By Simon Eastman
Yesterday saw sterling continue to trade well against the euro following on form the gains made so far in the week. We also saw cable pushing the key interbank resistance level of 1.40 again, levels not seen in two weeks.
Unfortunately, the tide turned at midday on the release of the Bank of England’s dovish policy statement, which mentioned the “committee does not intend to tighten monetary policy” feeling longer is needed to watch inflationary pressures as we navigate out of the pandemic.
Despite inflation reaching above their 2 percent target this month, in a surprise gain, the feeling amongst the MPC is that tightening policy too soon, could have an adverse downside effect. As such, interest rates were left at 0.1 percent and asset purchase at £895 billion, while markets were left with the knowledge we won’t see interest rates rising for some time.
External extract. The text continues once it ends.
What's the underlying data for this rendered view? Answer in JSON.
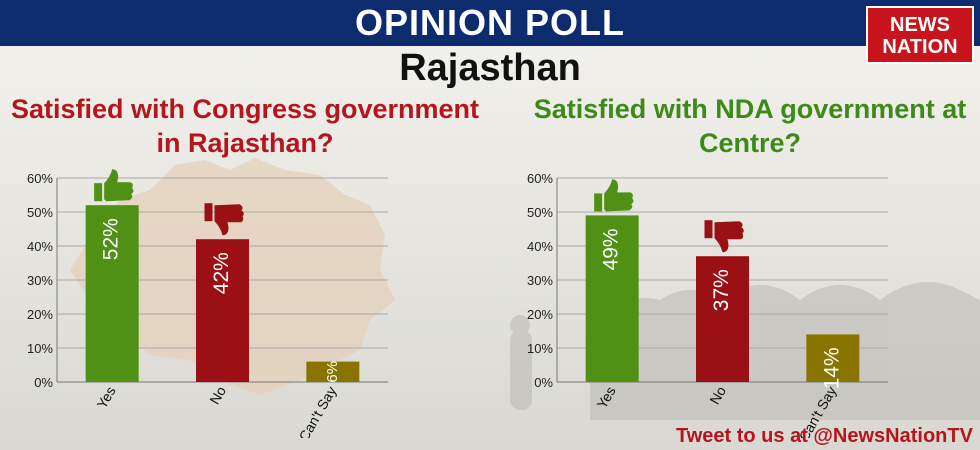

Sterling’s losses seemed to be capped though, helped by a raft of lower than forecast key US data including the GDP reading, which came in unchanged at 6.4 percent. Durable goods orders dropped by 0.4 percent and capital goods orders went from 0.6 percent to negative 0.1 percent. Following these readings, GBP/EUR and GBP/USD traded in a tight 20 pip range.
As the week closes, we have an all day EU council meeting and the Bank of England’s quarterly bulletin. The key data releases come from across the pond again, in the shape of consumer sentiment surveys and consumer income and expenditure indices all released after lunch.